20 mars 2026. Perplexity lance Perplexity Health. Apple Health, Fitbit, Ultrahuman, Withings, 1,7 million de prestataires de soins connectés. Les réponses citent des guidelines cliniques et des revues à comité de lecture, pas du contenu SEO. Un Health Advisory Board de médecins et chercheurs encadre le produit.
Quatre annonces en dix semaines.
Le calendrier n’est pas un hasard.
OpenAI a ouvert la brèche en janvier.
Les trois autres se sont engouffrés, mais personne ne développe un produit de cette envergure en six semaines. Microsoft, Google et Perplexity travaillaient sur leurs briques santé depuis des mois, voire des années.

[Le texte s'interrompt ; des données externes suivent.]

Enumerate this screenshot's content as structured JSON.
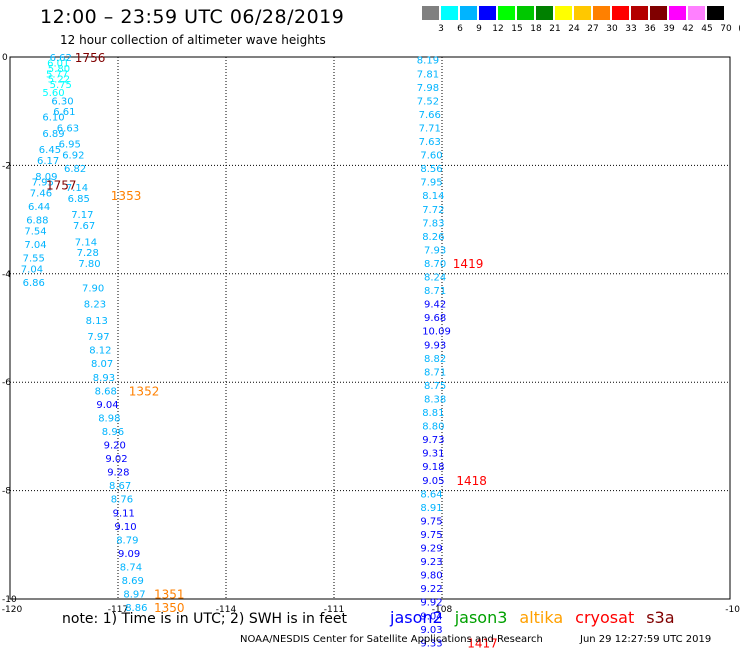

Ce que le lancement de ChatGPT Health a provoqué, c’est une accélération du go-to-market. Chacun a avancé sa date de sortie pour ne pas laisser OpenAI occuper seul le terrain. Le rythme ressemble davantage à celui de la bataille des assistants vocaux qu’à celui d’un processus de validation clinique.
Et c’est précisément ce rythme qui doit retenir votre attention. Parce qu’au-delà des compagnons santé eux-mêmes, cette course va redessiner le paysage de l’assistance et de la coordination en santé.
Quand quatre plateformes utilisées par des centaines de millions de personnes intègrent des fonctionnalités médicales, elles créent un précédent d’usage. Elles habituent le grand public à interagir avec une IA sur des sujets de santé. Elles normalisent la couche digitale dans le parcours de soins.
Et cette normalisation ouvre la porte à tout un écosystème : care management, gestion de cas, organisation du soin et hospitalisation à domicile, coordination médico-sociale. De même que le succès des chatbots généralistes a dopé l’appétit des investisseurs pour l’IA dans tous les secteurs, la hype sur l’IA santé grand public va créer un appel d’air pour les solutions professionnelles qui, elles, résolvent des problèmes concrets d’organisation.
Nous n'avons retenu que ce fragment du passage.